The U.S. Tax Court correctly found that Whirlpool generated almost $50 million in additional taxable income through a Luxembourg affiliate's sales and it should have to pay tax on the amount, the Sixth Circuit said on January 22, 2001.

According to Law360, Whirlpool's Luxembourg subsidiary generated foreign base company sales income, or FBCSI, taxable by the U.S. because that sales income was not taxed in any jurisdiction outside the affiliate's country, attorneys representing the Internal Revenue Service said in a brief.

"Whirlpool Arranged Its Corporate Structure To Accumulate Profits In A Tax Haven In Order To Exploit How Multiple Foreign Tax Systems Treated The Sales Income From That Arrangement," The U.S. Said.

The government asked the appeals court to affirm the Tax Court's ruling, according to the brief. If the Sixth Circuit were to find the Tax Court's ruling flawed, it should remand the case for further proceedings to determine whether the Luxembourg affiliate's sale income constituted FBCSI under another part of the Internal Revenue Code, the U.S. said.

The Tax Court Ruled In May That Whirlpool Owes Taxes On Its Offshore Earnings Derived From Appliance Sales Between The Two Foreign Affiliates And Found The Profits Count As Global Sales Income Taxable In The U.S.

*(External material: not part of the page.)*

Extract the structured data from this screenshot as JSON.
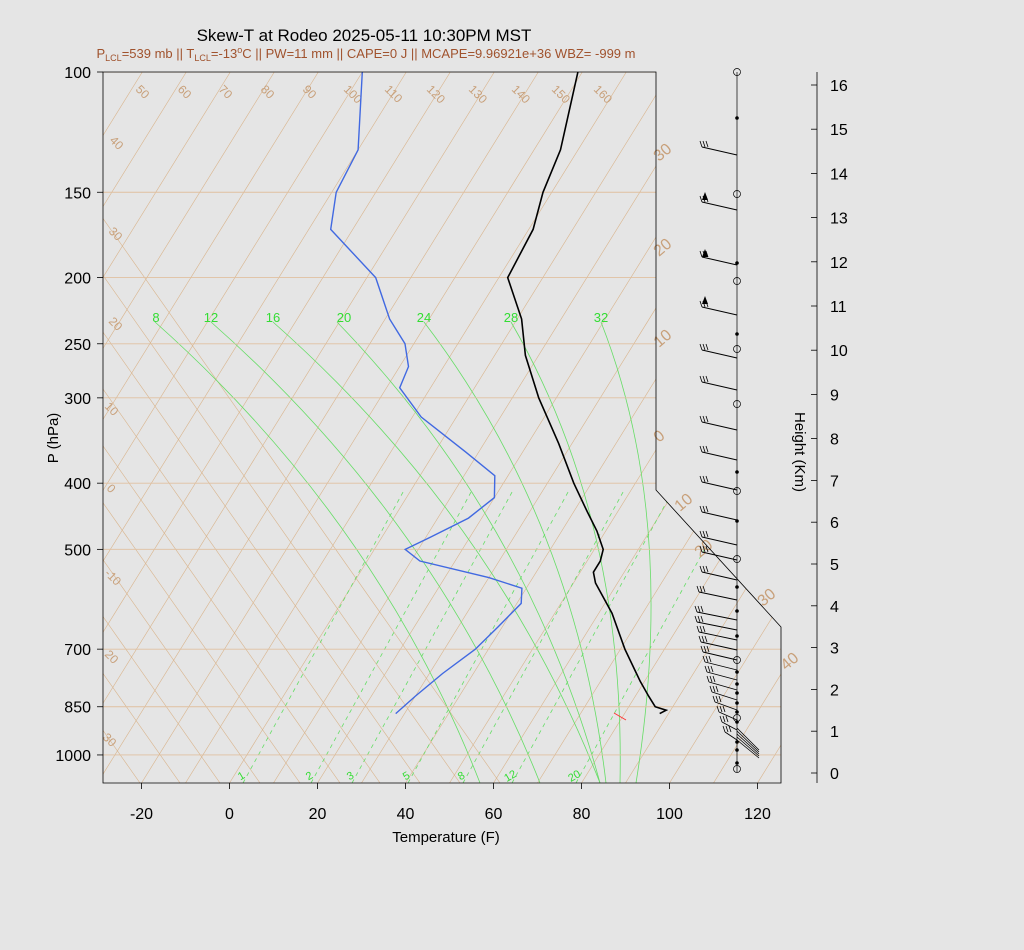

The Luxembourg controlled foreign corporation's sales income was taxable under Subpart F because the earnings constituted FBCSI, according to the Tax Court opinion. Under Internal Revenue Code Section 954(d)(2) , FBCSI includes income that a controlled foreign corporation earns through activities carried out "through a branch or similar establishment" in a different country that has "substantially the same effect" as if the branch were a wholly owned subsidiary of the CFC. Whirlpool appealed the Tax Court's decision in September, according to court documents.

In November, Whirlpool told the appeals court that its offshore income shouldn't be considered taxable by the U.S. because it was generated by two foreign affiliates manufacturing different products. The U.S. Tax Court incorrectly characterized Whirlpool's $50 million in offshore earnings as FBCSI, according to the company's brief.

The company contested on appeal that its foreign affiliate income shouldn't be considered FBCSI under Section 954(d)(2), arguing that the income is nontaxable because the operations in the Mexico subsidiary were contractually controlled by the Luxembourg affiliate and the rights to sell finished products were transferred to separate branches within Whirlpool, according to the company's brief.

But the government said that the Tax Court was correct to reject Whirlpool's argument that the U.S. Department of Treasury's so-called manufacturing branch rule would allow the company's Luxembourg subsidiary to avoid paying U.S. tax. The Tax Court correctly applied Treasury rules to determine that the Luxembourg affiliate generated FBSCI when it used a third-country branch to conduct its manufacturing, the U.S. said in its brief.

"Because Both Branch-Rule Preconditions Are Met, MexicanBranch/WIN Is Properly Treated As A Wholly-Owned Subsidiary Of Whirlpool-LUX For Purposes Of Determining Whirlpool-LUX's FBCSI," The U.S. Said.

Under Section 954(d)(1), a CFC's income constitutes FBCSI when the earnings involve transactions with a "related person" if the property is manufactured outside the country in which the CFC is organized and sold for consumption or use outside that jurisdiction.

Pushing back, the IRS argued that genuine disputes of material fact existed as to whether the Luxembourg CFC actually manufactured the products, according to court papers.


The case is Whirlpool Financial Corporation et al. v. Commissioner of Internal Revenue, case numbers 20-1899 and 20-1900, in the U.S. Court of Appeals for the Sixth Circuit.